Fort naturellement, un côté va tendre à rassembler qui sont satisfaits du monde tel qu’il est, même s’ils ajoutent qu’il faut en approfondir les principes et en défendre les acquis. En face, il y a forcément des insatisfaits qui protestent contre la marche du monde ( et l’éprouvent comme une violence qui leur est imposée et une légitimité qui leur est déniée. En l’occurrence ce sont surtout des populistes qui protestent contre la protection (y compris sociale) qui leur est déniée, contre leur identité qu’ils sentent menacée et contre la souveraineté populaire dont ils se disent privés.

Le conflit principal se déroule donc sur plusieurs plans à la fois :
Le plan du pouvoir politique : la volonté du peuple hostile à toute intermédiation versus la démocratie comme ensemble de normes (limitant éventuellement les excès liberticides du peuple et maintenant dans le cercle de la raison)
Sociologique : victimes de la mondialisation contre ses bénéficiaires, en bas contre en haut, somewhere contre everywhere, peuple contre élites, enracinés contre mobiles, etc.
Culturel et moral : ceux qui veulent transmettre contre ceux qui veulent ouvrir, identité et tradition contre individualisme et mutliculturalisme
Et bien sûr international : défenseurs de la souveraineté versus multilatéralistes et globaliste

Ce qui implique bien évidemment quel les camps ne soient pas homogènes. Un électeur RN du Nord ouvrier ne partage par forcément le point de vue que Bolsonaro sur Dieu, les impôts des riches et la sexualité. De même qu’un filloniste rallié à Macron n’a pas exactement les mêmes idées qu’un « liberal » de la côte ouest américaine.
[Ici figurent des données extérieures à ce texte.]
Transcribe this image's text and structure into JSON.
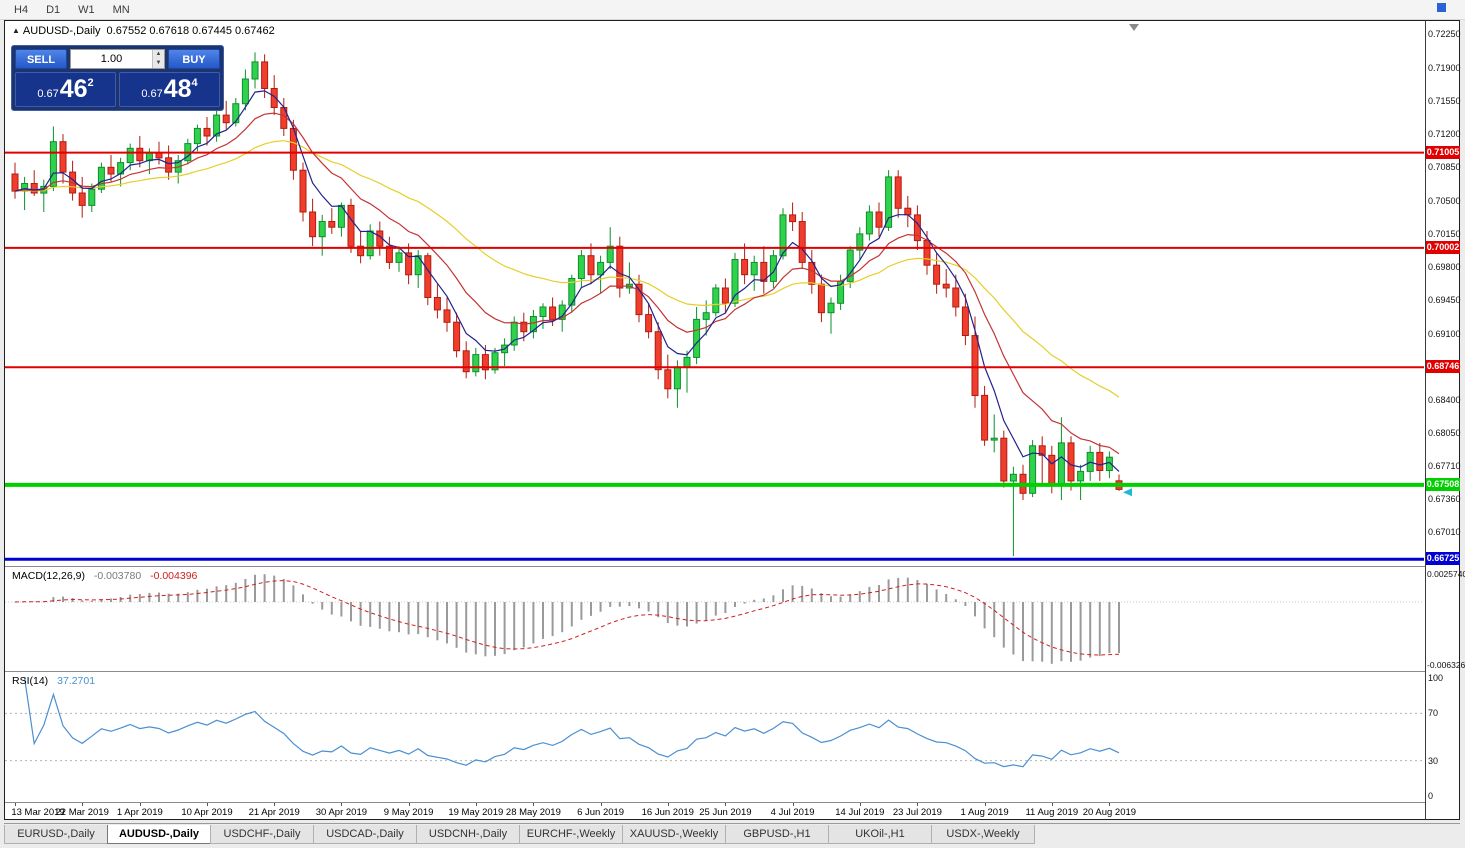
{
  "window": {
    "toolbar_buttons": [
      "H4",
      "D1",
      "W1",
      "MN"
    ]
  },
  "header": {
    "collapse_icon": "▲",
    "title": "AUDUSD-,Daily",
    "ohlc": "0.67552 0.67618 0.67445 0.67462"
  },
  "trade_panel": {
    "sell_label": "SELL",
    "buy_label": "BUY",
    "volume": "1.00",
    "spin_up_icon": "▲",
    "spin_down_icon": "▼",
    "sell_price": {
      "prefix": "0.67",
      "big": "46",
      "sup": "2"
    },
    "buy_price": {
      "prefix": "0.67",
      "big": "48",
      "sup": "4"
    }
  },
  "chart_data": {
    "type": "candlestick",
    "title": "AUDUSD-,Daily",
    "price_axis": {
      "top": 0.7239,
      "bottom": 0.66655,
      "ticks": [
        "0.72250",
        "0.71900",
        "0.71550",
        "0.71200",
        "0.70850",
        "0.70500",
        "0.70150",
        "0.69800",
        "0.69450",
        "0.69100",
        "0.68750",
        "0.68400",
        "0.68050",
        "0.67710",
        "0.67360",
        "0.67010"
      ]
    },
    "hlines": [
      {
        "price": 0.71005,
        "label": "0.71005",
        "color": "#e00000",
        "width": 2
      },
      {
        "price": 0.70002,
        "label": "0.70002",
        "color": "#e00000",
        "width": 2
      },
      {
        "price": 0.68746,
        "label": "0.68746",
        "color": "#e00000",
        "width": 2
      },
      {
        "price": 0.67508,
        "label": "0.67508",
        "color": "#00d000",
        "width": 4
      },
      {
        "price": 0.66725,
        "label": "0.66725",
        "color": "#0000d2",
        "width": 3
      }
    ],
    "moving_averages": [
      {
        "period": 30,
        "color": "#e6cf2a"
      },
      {
        "period": 12,
        "color": "#c43434"
      },
      {
        "period": 5,
        "color": "#22228e"
      }
    ],
    "candle_colors": {
      "bull": "#30d24b",
      "bull_border": "#0c8f2c",
      "bear": "#f03e2e",
      "bear_border": "#b01c10"
    },
    "candles": [
      [
        0.7078,
        0.709,
        0.7052,
        0.706
      ],
      [
        0.706,
        0.7075,
        0.704,
        0.7068
      ],
      [
        0.7068,
        0.7082,
        0.7055,
        0.7058
      ],
      [
        0.7058,
        0.7072,
        0.7038,
        0.7065
      ],
      [
        0.7065,
        0.7128,
        0.706,
        0.7112
      ],
      [
        0.7112,
        0.712,
        0.7068,
        0.708
      ],
      [
        0.708,
        0.7092,
        0.705,
        0.7058
      ],
      [
        0.7058,
        0.7075,
        0.7032,
        0.7045
      ],
      [
        0.7045,
        0.7068,
        0.7038,
        0.7062
      ],
      [
        0.7062,
        0.709,
        0.7058,
        0.7085
      ],
      [
        0.7085,
        0.7098,
        0.707,
        0.7078
      ],
      [
        0.7078,
        0.7095,
        0.7065,
        0.709
      ],
      [
        0.709,
        0.711,
        0.7082,
        0.7105
      ],
      [
        0.7105,
        0.7118,
        0.7085,
        0.7092
      ],
      [
        0.7092,
        0.7105,
        0.7078,
        0.71
      ],
      [
        0.71,
        0.7112,
        0.7088,
        0.7095
      ],
      [
        0.7095,
        0.7108,
        0.7072,
        0.708
      ],
      [
        0.708,
        0.7098,
        0.7068,
        0.7092
      ],
      [
        0.7092,
        0.7115,
        0.7088,
        0.711
      ],
      [
        0.711,
        0.713,
        0.7102,
        0.7126
      ],
      [
        0.7126,
        0.7138,
        0.7108,
        0.7118
      ],
      [
        0.7118,
        0.7145,
        0.7112,
        0.714
      ],
      [
        0.714,
        0.7155,
        0.7125,
        0.7132
      ],
      [
        0.7132,
        0.7158,
        0.7128,
        0.7152
      ],
      [
        0.7152,
        0.7188,
        0.7145,
        0.7178
      ],
      [
        0.7178,
        0.7206,
        0.7168,
        0.7196
      ],
      [
        0.7196,
        0.7204,
        0.7158,
        0.7168
      ],
      [
        0.7168,
        0.7182,
        0.714,
        0.7148
      ],
      [
        0.7148,
        0.7158,
        0.7118,
        0.7126
      ],
      [
        0.7126,
        0.7135,
        0.7072,
        0.7082
      ],
      [
        0.7082,
        0.709,
        0.7028,
        0.7038
      ],
      [
        0.7038,
        0.7052,
        0.7002,
        0.7012
      ],
      [
        0.7012,
        0.7035,
        0.6992,
        0.7028
      ],
      [
        0.7028,
        0.7042,
        0.7015,
        0.7022
      ],
      [
        0.7022,
        0.7048,
        0.7012,
        0.7045
      ],
      [
        0.7045,
        0.7052,
        0.6995,
        0.7002
      ],
      [
        0.7002,
        0.7018,
        0.6984,
        0.6992
      ],
      [
        0.6992,
        0.7025,
        0.6988,
        0.7018
      ],
      [
        0.7018,
        0.7028,
        0.6992,
        0.7002
      ],
      [
        0.7002,
        0.7012,
        0.6978,
        0.6985
      ],
      [
        0.6985,
        0.7002,
        0.6975,
        0.6995
      ],
      [
        0.6995,
        0.7005,
        0.6962,
        0.6972
      ],
      [
        0.6972,
        0.6998,
        0.6958,
        0.6992
      ],
      [
        0.6992,
        0.6995,
        0.694,
        0.6948
      ],
      [
        0.6948,
        0.6962,
        0.6926,
        0.6935
      ],
      [
        0.6935,
        0.6948,
        0.6912,
        0.6922
      ],
      [
        0.6922,
        0.6932,
        0.6885,
        0.6892
      ],
      [
        0.6892,
        0.6902,
        0.6863,
        0.687
      ],
      [
        0.687,
        0.6895,
        0.6865,
        0.6888
      ],
      [
        0.6888,
        0.6898,
        0.6862,
        0.6872
      ],
      [
        0.6872,
        0.6895,
        0.6868,
        0.689
      ],
      [
        0.689,
        0.6905,
        0.6876,
        0.6898
      ],
      [
        0.6898,
        0.6928,
        0.6892,
        0.6922
      ],
      [
        0.6922,
        0.6932,
        0.6902,
        0.6912
      ],
      [
        0.6912,
        0.6935,
        0.6905,
        0.6928
      ],
      [
        0.6928,
        0.6942,
        0.6915,
        0.6938
      ],
      [
        0.6938,
        0.6948,
        0.6918,
        0.6925
      ],
      [
        0.6925,
        0.6945,
        0.6912,
        0.694
      ],
      [
        0.694,
        0.6972,
        0.6932,
        0.6968
      ],
      [
        0.6968,
        0.6998,
        0.6958,
        0.6992
      ],
      [
        0.6992,
        0.7005,
        0.6962,
        0.6972
      ],
      [
        0.6972,
        0.6992,
        0.6952,
        0.6985
      ],
      [
        0.6985,
        0.7022,
        0.6978,
        0.7002
      ],
      [
        0.7002,
        0.7012,
        0.6948,
        0.6958
      ],
      [
        0.6958,
        0.6985,
        0.6952,
        0.6962
      ],
      [
        0.6962,
        0.6972,
        0.6922,
        0.693
      ],
      [
        0.693,
        0.6942,
        0.6905,
        0.6912
      ],
      [
        0.6912,
        0.6922,
        0.6862,
        0.6872
      ],
      [
        0.6872,
        0.6888,
        0.6842,
        0.6852
      ],
      [
        0.6852,
        0.6882,
        0.6832,
        0.6875
      ],
      [
        0.6875,
        0.6892,
        0.6848,
        0.6885
      ],
      [
        0.6885,
        0.6938,
        0.6878,
        0.6925
      ],
      [
        0.6925,
        0.6945,
        0.6908,
        0.6932
      ],
      [
        0.6932,
        0.6962,
        0.6928,
        0.6958
      ],
      [
        0.6958,
        0.6968,
        0.6932,
        0.6942
      ],
      [
        0.6942,
        0.6995,
        0.6938,
        0.6988
      ],
      [
        0.6988,
        0.7005,
        0.6962,
        0.6972
      ],
      [
        0.6972,
        0.6992,
        0.6955,
        0.6985
      ],
      [
        0.6985,
        0.7002,
        0.6952,
        0.6965
      ],
      [
        0.6965,
        0.6998,
        0.6958,
        0.6992
      ],
      [
        0.6992,
        0.7042,
        0.6988,
        0.7035
      ],
      [
        0.7035,
        0.7048,
        0.7018,
        0.7028
      ],
      [
        0.7028,
        0.7038,
        0.6978,
        0.6985
      ],
      [
        0.6985,
        0.6998,
        0.6952,
        0.6962
      ],
      [
        0.6962,
        0.6972,
        0.6922,
        0.6932
      ],
      [
        0.6932,
        0.6948,
        0.691,
        0.6942
      ],
      [
        0.6942,
        0.6972,
        0.6935,
        0.6965
      ],
      [
        0.6965,
        0.7002,
        0.6958,
        0.6998
      ],
      [
        0.6998,
        0.7022,
        0.6988,
        0.7015
      ],
      [
        0.7015,
        0.7045,
        0.7008,
        0.7038
      ],
      [
        0.7038,
        0.7048,
        0.7012,
        0.7022
      ],
      [
        0.7022,
        0.7082,
        0.7018,
        0.7075
      ],
      [
        0.7075,
        0.7082,
        0.7032,
        0.7042
      ],
      [
        0.7042,
        0.7055,
        0.7022,
        0.7035
      ],
      [
        0.7035,
        0.7045,
        0.6998,
        0.7008
      ],
      [
        0.7008,
        0.7018,
        0.6972,
        0.6982
      ],
      [
        0.6982,
        0.6995,
        0.6952,
        0.6962
      ],
      [
        0.6962,
        0.6978,
        0.6948,
        0.6958
      ],
      [
        0.6958,
        0.6972,
        0.6928,
        0.6938
      ],
      [
        0.6938,
        0.6952,
        0.6898,
        0.6908
      ],
      [
        0.6908,
        0.6928,
        0.6832,
        0.6845
      ],
      [
        0.6845,
        0.6855,
        0.6792,
        0.6798
      ],
      [
        0.6798,
        0.6825,
        0.6785,
        0.68
      ],
      [
        0.68,
        0.6808,
        0.6748,
        0.6755
      ],
      [
        0.6755,
        0.677,
        0.6676,
        0.6762
      ],
      [
        0.6762,
        0.6772,
        0.6735,
        0.6742
      ],
      [
        0.6742,
        0.6798,
        0.6738,
        0.6792
      ],
      [
        0.6792,
        0.6802,
        0.6752,
        0.6782
      ],
      [
        0.6782,
        0.6792,
        0.6742,
        0.6752
      ],
      [
        0.6752,
        0.6822,
        0.6735,
        0.6795
      ],
      [
        0.6795,
        0.6802,
        0.6745,
        0.6755
      ],
      [
        0.6755,
        0.6772,
        0.6735,
        0.6765
      ],
      [
        0.6765,
        0.6792,
        0.6755,
        0.6785
      ],
      [
        0.6785,
        0.6795,
        0.6755,
        0.6766
      ],
      [
        0.6766,
        0.6786,
        0.6758,
        0.678
      ],
      [
        0.67552,
        0.67618,
        0.67445,
        0.67462
      ]
    ],
    "date_labels": [
      {
        "label": "13 Mar 2019",
        "i": 0
      },
      {
        "label": "22 Mar 2019",
        "i": 7
      },
      {
        "label": "1 Apr 2019",
        "i": 13
      },
      {
        "label": "10 Apr 2019",
        "i": 20
      },
      {
        "label": "21 Apr 2019",
        "i": 27
      },
      {
        "label": "30 Apr 2019",
        "i": 34
      },
      {
        "label": "9 May 2019",
        "i": 41
      },
      {
        "label": "19 May 2019",
        "i": 48
      },
      {
        "label": "28 May 2019",
        "i": 54
      },
      {
        "label": "6 Jun 2019",
        "i": 61
      },
      {
        "label": "16 Jun 2019",
        "i": 68
      },
      {
        "label": "25 Jun 2019",
        "i": 74
      },
      {
        "label": "4 Jul 2019",
        "i": 81
      },
      {
        "label": "14 Jul 2019",
        "i": 88
      },
      {
        "label": "23 Jul 2019",
        "i": 94
      },
      {
        "label": "1 Aug 2019",
        "i": 101
      },
      {
        "label": "11 Aug 2019",
        "i": 108
      },
      {
        "label": "20 Aug 2019",
        "i": 114
      }
    ],
    "indicators": {
      "macd": {
        "name": "MACD(12,26,9)",
        "value_main": "-0.003780",
        "value_signal": "-0.004396",
        "fast": 12,
        "slow": 26,
        "signal": 9,
        "axis_max": "0.0025740",
        "axis_min": "-0.0063260",
        "hist_color": "#9a9a9a",
        "signal_color": "#d02020"
      },
      "rsi": {
        "name": "RSI(14)",
        "value": "37.2701",
        "period": 14,
        "levels": [
          "100",
          "70",
          "30",
          "0"
        ],
        "color": "#4a8fd2"
      }
    }
  },
  "tabs": {
    "items": [
      "EURUSD-,Daily",
      "AUDUSD-,Daily",
      "USDCHF-,Daily",
      "USDCAD-,Daily",
      "USDCNH-,Daily",
      "EURCHF-,Weekly",
      "XAUUSD-,Weekly",
      "GBPUSD-,H1",
      "UKOil-,H1",
      "USDX-,Weekly"
    ],
    "active": "AUDUSD-,Daily"
  }
}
Pour le « progressiste », le phénomène est alarmant : le conflit revient sous sa forme de menace populiste et nationaliste, ce qu’il tente d’expliquer par les peurs, les fantasmes identitaires, l’irrationalité des craintifs qui n’appartiennent pas à leur monde instruit ouvert et innovant. Les mauvaises pensées ou l’absence de pensée. À moins qu’il ne dénonce la propagande russe (on connaît l’impact hallucinant de RT sur les masses) voire par les « infox », mensonges et désinformations que diffusent les réseaux sociaux. Pour contrer la tendance, on recourra à deux méthodes. La réduction des « problèmes » (car il n’y a que des problèmes et pas des conflits) à des exagérations de quelques déclinistes paranoïaques nostalgiques obsédés par l’insécurité, l’immigration, etc. Et l’infantilisation : les déplorables électeurs de Trump sont des bigots abrutis, les brexiters des alcooliques qui regrettent bien leur choix,... Du coup la nouvelle bourgeoisie ouverte est de plus en plus tolérante culturellement (toutes les différences, toutes les subjectivités se valent) et de plus en plus fermée politiquement (il faut réagir contre la lèpre électorale et contre les discours de déstabilisation).

En face, chez les populistes, on fustige désormais , et en termes quasi marxistes, la super-classe et les élites qui, moitié parce qu’ils ont été formatés par la vision dominante (politiquement correct et multiculturalisme), moitié parce qu’il serait de l’intérêt de cette couche sociale de promouvoir un modèle libéral, individualistes, « ouvert ». Et surtout on vote contre ceux d’en en haut. La bonne question (sur laquelle nous reviendrons sur ce site) est donc pourquoi et comment leur hégémonie idéologique peine tant à s’imposer.